Nos escapamos a Puerto Colombia. No vienes preparado, pero, así, en ropa interior, te zambullo en el furioso mar verde-marrón. Nadamos de veril a veril, hasta desfallecer. Yo regreso apoyada en tus hombros. Tocamos la orilla, estamos a salvo, con el pelo y las ropas llenos de arena. Haces fotos en las que poso para tu eternidad, no puedes creer que la naturaleza fuera tan benévola con mi tierra. Vamos de regreso a la ciudad, pero antes entramos a una casa que perteneció a Alejandro Obregón quién, sorpresas te da la vida, nació en Barcelona.
Se me ocurre que veamos el atardecer desde una de las terrazas del edificio García. “Es precioso, ¿cierto?”, te comento imitando tu acento españolete. Me preguntas por el río. Te explico que Barranquilla vivió casi todo el siglo XX de espaldas al río Magdalena. Desde hace unos años, parece que esto va a cambiar. “Te quiero”, digo en voz baja, mientras intento besarte. Me rechazas.
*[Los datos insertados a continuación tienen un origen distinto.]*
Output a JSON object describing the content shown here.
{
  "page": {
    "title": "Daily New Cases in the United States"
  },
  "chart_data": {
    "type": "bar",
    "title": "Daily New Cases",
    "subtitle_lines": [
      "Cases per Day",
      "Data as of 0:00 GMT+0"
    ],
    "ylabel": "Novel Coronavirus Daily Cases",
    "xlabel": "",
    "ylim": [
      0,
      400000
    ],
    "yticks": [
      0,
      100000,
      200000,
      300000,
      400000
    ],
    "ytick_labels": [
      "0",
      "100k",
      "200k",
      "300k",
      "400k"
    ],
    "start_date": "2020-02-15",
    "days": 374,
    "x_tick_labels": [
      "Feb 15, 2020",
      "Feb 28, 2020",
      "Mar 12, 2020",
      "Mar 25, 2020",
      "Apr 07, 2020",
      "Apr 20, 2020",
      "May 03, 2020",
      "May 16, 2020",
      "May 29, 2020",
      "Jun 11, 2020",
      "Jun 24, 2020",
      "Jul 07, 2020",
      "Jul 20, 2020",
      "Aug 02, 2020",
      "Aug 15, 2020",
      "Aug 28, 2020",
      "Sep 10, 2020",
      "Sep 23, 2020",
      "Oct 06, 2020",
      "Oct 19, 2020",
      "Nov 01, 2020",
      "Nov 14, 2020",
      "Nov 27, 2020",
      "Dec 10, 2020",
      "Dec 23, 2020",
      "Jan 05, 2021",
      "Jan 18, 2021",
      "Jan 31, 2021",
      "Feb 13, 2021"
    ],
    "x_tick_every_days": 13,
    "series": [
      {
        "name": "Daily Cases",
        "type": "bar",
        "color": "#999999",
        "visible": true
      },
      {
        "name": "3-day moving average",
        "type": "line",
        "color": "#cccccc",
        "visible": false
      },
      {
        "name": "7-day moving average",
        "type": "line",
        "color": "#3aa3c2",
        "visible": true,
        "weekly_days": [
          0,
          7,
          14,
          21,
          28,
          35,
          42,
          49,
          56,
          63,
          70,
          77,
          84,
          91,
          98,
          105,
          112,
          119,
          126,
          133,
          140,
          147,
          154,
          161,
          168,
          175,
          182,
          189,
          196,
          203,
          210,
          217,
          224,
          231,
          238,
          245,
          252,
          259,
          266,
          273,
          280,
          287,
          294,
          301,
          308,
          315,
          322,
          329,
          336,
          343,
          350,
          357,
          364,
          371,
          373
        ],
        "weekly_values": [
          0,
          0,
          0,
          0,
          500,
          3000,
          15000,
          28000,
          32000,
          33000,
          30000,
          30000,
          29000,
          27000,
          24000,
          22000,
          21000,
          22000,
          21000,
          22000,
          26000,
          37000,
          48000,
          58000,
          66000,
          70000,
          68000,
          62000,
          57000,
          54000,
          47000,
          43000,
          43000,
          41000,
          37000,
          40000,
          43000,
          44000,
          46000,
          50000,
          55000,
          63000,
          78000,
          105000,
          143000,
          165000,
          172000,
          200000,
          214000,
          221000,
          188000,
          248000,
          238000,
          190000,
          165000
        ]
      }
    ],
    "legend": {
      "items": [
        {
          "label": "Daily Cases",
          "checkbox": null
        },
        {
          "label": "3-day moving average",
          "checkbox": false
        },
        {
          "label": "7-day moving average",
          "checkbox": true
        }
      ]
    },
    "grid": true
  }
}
Atardece en la arenosa. Tú no sabes si me quieres, eres muy racional, estructurado, catalán. A las ocho de la noche nos presentamos en el teatro Amira. Hay filas interminables para entrar y escuchar a Marisa Tomei. Al presentador le sale su lado cachaco y compara Etiopía con Barranquilla. Dos lugares poco civilizados, dice. Es una lástima que la Tomei no viniera con James Lipton, me susurras al oído al salir.
Te acompaño al hotel donde te hospedarás. Es el hotel Prado. Es un lugar con historia, majestuoso. Ahora mismo está en manos de los trabajadores, de manera provisional, mientras se resuelve judicialmente la incautación a su antiguo propietario, alguien vinculado con el narcotráfico. Mientras tanto, no se puede invertir un peso en el hotel. Es un cinco estrellas con un aire decadente ciertamente atractivo. Los manteles están agujereados, los baños son de los años setenta, el ascensor tiene cambios y necesita ser manejado por el personal del hotel. Todo es como de otra época, otro ritmo, otros aires. La piscina, sin embargo, es de primera. Aprovéchala.
Por la mañana montas tu numerito en la Cueva. Tu escudero es el inefable Ángel Beccassino, quien prende un porro en plena intervención. Durante unos instantes el olor de la marihuana se expande por la sala. Hablas de buscar el teatro fuera de las salas. Hablas de la mejor obra del 2013, “El funeral de Mandela”, con ese falso traductor para sordomudos. Del mejor monólogo teatral del 20006, “Aquí huele a azufre”, por Hugo Chávez Frías, en ese gran Liceu de la política que es la ONU. De la mejor rueda de prensa futbolera, “¿Por qué?”, por un José Mourinho convertido en un rapero portugués de tintes melancólicos. Del Papa argentino y la campaña orquestada para hacerlo ver como un tipo magnífico. De la guerrillera holandesa de las FARC y sus fiestas rave en la selva. De la Compañía de las funciones patrióticas. De los biodramas. Muchas información que el público sigue con atención. El aplauso final, definitivamente teatral, así lo atestigua.
Una vez liberado de tu compromiso te relajas y ahí sí empiezas a disfrutar de verdad la fiesta. Bebes y bebes y vuelves a beber, y llegas a la Troja donde todo el mundo está prendido y baila entre las mesas, en un caos perfectamente organizado. Aparece un cantautor argentino con su séquito de fans. Aparece una actriz de televisión con su séquito de admiradores. Aparecen amigos de Bogotá que bailan como si les fuera la vida en ello. La salsa brava suena a un volumen atronador, pero a ratos ni la escuchas. Parece que no bailas pero tus neuronas no se están quietas ni un segundo. No sabes en qué momento te echan del local. La prórroga se juega en el hotel. No recuerdas más.
Te sientes bien en Barranquilla. Piensas en regresas un tiempo. Necesitas un buen proyecto literario, teatral o televisivo. Te presentan a un director de cine legendario. Planea rodar una película en abril. Algo sobre un vampiro enamorado. Suena bien. Regresarás, lo sabes bien.
Adelante, chicharroncito! Sigue bailando salsa brava morbosa!